If we want to equip future generations with the skills they need to unlock value, we need to radically change how we think about content and experiences; this will revolutionise education across South Africa and the African continent.

The dirty and the dangerous

Immersive learning is especially effective in scenarios where you want to train people without putting them in dirty or dangerous situations, says Sea Monster’s Glenn Gillis. A few years ago, Sea Monster created this kind of solution for ArcelorMittal, the largest steel producer on the African continent. The company’s employees are often recruited to work in extreme conditions and at heights. As such, the brand needed a way to test employees for acrophobia in a realistic environment, without endangering their safety. Sea Monster designed a virtual reality experience to test for a fear of heights by exposing prospective employees to a realistic simulation of the brand’s plant where they are taken to heights and asked to perform a series of tasks. If the trainee manages to complete the tasks accurately, and in a timely manner, they pass the test and can move onto the rest of their training. If they exhibit a fear of heights, they’re reassigned to a more suitable field of work.

Brett Nel, MD, Ulink, is focused on the use of these technologies to enhance learning within classrooms in schools. The company’s main VR solution, ClassVR, provides curriculum-aligned content that teachers can use to create ‘playlists’ that are deployed to the student’s VR headsets. “Because we’re offering students a fully immersive experience, we’re able to increase long-term memory retention by as much as 36%. If a student can gain hands-on experience in a simulated environment, their brain thinks they are actually doing something and this improves knowledge retention and information recall,” he says.

But when talking about this technology, Nel stresses that a major digital divide exists between the haves and the have-nots. “It’s still very early days for VR in schools.
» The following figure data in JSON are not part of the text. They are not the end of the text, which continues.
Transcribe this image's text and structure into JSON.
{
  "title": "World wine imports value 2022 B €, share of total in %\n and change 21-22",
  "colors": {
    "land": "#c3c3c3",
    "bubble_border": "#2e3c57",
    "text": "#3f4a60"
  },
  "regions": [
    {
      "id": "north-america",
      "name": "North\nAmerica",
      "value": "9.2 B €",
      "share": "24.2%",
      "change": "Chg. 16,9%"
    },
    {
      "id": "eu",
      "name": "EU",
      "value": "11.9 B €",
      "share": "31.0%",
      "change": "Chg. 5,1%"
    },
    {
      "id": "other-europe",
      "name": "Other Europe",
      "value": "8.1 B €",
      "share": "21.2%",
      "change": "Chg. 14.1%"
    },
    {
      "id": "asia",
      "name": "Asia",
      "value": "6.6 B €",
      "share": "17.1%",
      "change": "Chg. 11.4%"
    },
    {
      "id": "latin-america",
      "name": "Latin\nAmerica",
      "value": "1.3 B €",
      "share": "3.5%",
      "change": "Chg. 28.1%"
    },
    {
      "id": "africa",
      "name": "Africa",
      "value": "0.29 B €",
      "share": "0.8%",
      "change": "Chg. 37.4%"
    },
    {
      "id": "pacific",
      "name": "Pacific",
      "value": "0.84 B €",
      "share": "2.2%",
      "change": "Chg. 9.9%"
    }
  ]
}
What we’re seeing is that it’s quite easy for more affluent schools to invest in these technologies and for these children to access the latest and greatest tools. This is great, but the cost of this kind of thing makes it totally inaccessible to students at underprivileged schools.”

Nel says Ulink is actively working to address this divide by donating one headset to an underprivileged school every time an eight headset box is purchased by a school that can afford it. In this way, it’s working to ensure that more and more classrooms are exposed to these innovative technologies. “The hope is to bridge the gap and even to work with other brands that are interested in earmarking some of their social economic development budgets on helping schools enhance their tech capabilities.”

One of the best ways to learn is through play, says Rosa. “It’s incredible to be able to experience things in real life, but we must remember that one of the major limitations of doing things in real life is that it can be quite impractical. Where the necessary technology is available, immersive learning opens up a world of opportunities for people to learn without fear of making mistakes.”

If we want immersive learning to have a real impact, we need to change some of our more steadfast beliefs about what does and doesn’t constitute learning, continues Gillis. We need to focus on the user and focus on what creates a valuable, memorable experience for them. “As far as learning is concerned, I really think that there’s a whole world waiting for us and we’re all just starting on what is set to be an incredibly exciting journey.”